Melodrama and Meaning is a major addition to the new historical approach to film studies. Barbara Klinger shows how institutions most associated with Hollywood cinema―academia, the film industry, review journalism, star publicity, and the mass media―create meaning and ideological identity for films. Chapters focus on Sirk's place in the development of film studies from the 1950s through the 1980s, as well as the history of the critical reception (both academic and popular) of Sirk's films, a history that outlines journalism's role in public tastemaking. Other chapters are devoted to Universal's selling of Written on the Wind, the machinery of star publicity and the changing image of Rock Hudson, and the contemporary "institutionalized" camp response to Sirk that has resulted from developments in mass culture.
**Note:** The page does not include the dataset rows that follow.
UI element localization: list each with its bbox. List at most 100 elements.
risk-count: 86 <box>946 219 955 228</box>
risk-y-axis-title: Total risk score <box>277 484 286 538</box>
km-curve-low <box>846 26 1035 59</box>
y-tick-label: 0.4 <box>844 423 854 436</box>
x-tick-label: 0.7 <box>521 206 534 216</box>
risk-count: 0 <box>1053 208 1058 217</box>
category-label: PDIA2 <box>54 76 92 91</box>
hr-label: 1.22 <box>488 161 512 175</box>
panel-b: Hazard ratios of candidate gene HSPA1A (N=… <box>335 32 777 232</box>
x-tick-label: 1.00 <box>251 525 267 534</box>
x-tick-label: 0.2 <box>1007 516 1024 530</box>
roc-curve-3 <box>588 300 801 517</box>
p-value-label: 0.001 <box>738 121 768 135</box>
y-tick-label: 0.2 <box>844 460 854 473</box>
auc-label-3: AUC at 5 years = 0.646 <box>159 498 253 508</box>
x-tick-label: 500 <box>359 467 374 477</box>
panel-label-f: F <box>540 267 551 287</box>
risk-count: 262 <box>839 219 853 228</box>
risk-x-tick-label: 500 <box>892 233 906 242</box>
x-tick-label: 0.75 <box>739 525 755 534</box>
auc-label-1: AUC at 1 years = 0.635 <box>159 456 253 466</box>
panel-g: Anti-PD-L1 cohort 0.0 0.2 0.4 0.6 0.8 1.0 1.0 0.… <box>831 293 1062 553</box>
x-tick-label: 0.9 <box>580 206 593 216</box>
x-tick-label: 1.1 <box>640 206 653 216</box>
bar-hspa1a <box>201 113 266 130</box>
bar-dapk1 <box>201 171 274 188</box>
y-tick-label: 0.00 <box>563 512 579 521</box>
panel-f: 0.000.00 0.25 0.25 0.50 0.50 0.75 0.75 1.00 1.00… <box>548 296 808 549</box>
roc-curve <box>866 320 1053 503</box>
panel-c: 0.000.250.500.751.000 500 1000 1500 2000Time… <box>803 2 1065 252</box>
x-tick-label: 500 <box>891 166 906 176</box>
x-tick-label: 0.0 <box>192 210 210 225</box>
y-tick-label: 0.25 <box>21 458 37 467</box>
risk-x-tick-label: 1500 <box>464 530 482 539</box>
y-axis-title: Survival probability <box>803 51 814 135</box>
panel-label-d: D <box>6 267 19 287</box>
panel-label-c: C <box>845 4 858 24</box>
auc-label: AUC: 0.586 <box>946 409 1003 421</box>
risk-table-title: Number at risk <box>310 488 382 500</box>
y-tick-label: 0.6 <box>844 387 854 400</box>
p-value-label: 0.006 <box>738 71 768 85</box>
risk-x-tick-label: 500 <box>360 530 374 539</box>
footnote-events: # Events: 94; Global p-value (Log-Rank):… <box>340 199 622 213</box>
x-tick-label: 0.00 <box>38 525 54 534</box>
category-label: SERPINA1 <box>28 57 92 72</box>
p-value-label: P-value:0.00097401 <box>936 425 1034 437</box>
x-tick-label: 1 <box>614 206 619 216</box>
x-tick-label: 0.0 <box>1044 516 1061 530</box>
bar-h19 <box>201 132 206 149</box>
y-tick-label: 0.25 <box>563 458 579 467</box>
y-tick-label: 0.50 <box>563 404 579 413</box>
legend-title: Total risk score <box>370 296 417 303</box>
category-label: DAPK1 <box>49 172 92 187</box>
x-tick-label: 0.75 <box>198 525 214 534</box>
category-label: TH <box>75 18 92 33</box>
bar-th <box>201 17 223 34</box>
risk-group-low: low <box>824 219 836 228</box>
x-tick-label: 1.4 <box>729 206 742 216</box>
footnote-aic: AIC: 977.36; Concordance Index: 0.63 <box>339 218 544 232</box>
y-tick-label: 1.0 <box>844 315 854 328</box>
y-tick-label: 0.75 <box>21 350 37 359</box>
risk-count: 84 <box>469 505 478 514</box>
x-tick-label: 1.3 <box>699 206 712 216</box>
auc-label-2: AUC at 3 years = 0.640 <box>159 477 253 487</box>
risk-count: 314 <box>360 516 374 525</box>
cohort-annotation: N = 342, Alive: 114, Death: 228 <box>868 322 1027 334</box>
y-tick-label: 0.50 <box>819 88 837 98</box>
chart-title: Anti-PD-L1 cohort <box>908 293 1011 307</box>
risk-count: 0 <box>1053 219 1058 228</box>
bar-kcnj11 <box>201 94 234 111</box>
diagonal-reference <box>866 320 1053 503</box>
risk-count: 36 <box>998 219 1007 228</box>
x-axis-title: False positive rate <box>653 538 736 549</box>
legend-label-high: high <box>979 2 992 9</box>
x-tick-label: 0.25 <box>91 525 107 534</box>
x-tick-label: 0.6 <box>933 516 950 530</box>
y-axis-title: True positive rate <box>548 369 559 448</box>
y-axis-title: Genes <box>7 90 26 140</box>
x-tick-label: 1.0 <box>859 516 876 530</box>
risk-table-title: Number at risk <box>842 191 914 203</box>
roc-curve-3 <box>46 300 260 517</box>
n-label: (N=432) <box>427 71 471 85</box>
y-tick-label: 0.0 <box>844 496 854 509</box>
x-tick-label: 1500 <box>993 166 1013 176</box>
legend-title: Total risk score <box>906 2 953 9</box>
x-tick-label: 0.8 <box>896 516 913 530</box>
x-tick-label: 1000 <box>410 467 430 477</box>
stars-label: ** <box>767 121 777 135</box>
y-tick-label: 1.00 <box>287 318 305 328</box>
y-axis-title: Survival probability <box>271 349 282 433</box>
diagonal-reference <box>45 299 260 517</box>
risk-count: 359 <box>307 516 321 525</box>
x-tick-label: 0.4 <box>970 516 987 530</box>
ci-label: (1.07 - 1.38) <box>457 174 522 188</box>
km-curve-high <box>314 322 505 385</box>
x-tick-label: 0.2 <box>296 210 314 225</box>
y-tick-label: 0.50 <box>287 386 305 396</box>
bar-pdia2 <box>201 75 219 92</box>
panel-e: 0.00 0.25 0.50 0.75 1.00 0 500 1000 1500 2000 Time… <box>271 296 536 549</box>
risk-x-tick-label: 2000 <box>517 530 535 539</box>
I've only seen one Sirk movie before, an early one from Germany, so I wasn't sure if I'd be missing out on anything major, but thankfully this is more about the subject of film criticism than it is about the individual films Sirk directed. This is an interesting look at how films can have different, sometimes contradictory readings over time, using Sirk as an example. His 1950s melodramas for Universal have gone from critically reviled to critically acclaimed and can even be read as camp, and the author basically goes through and looks at how these various different readings happened and why and how that relates to the study of film in general. It's fascinating stuff and the academic writing style isn't overbearingly stuffy or anything so I had a good time.
Really interesting and readable book that looks at how the films of Douglas Sirk have been regarded since their release from different perspectives. This is another book that I wish I'd read as an undergraduate!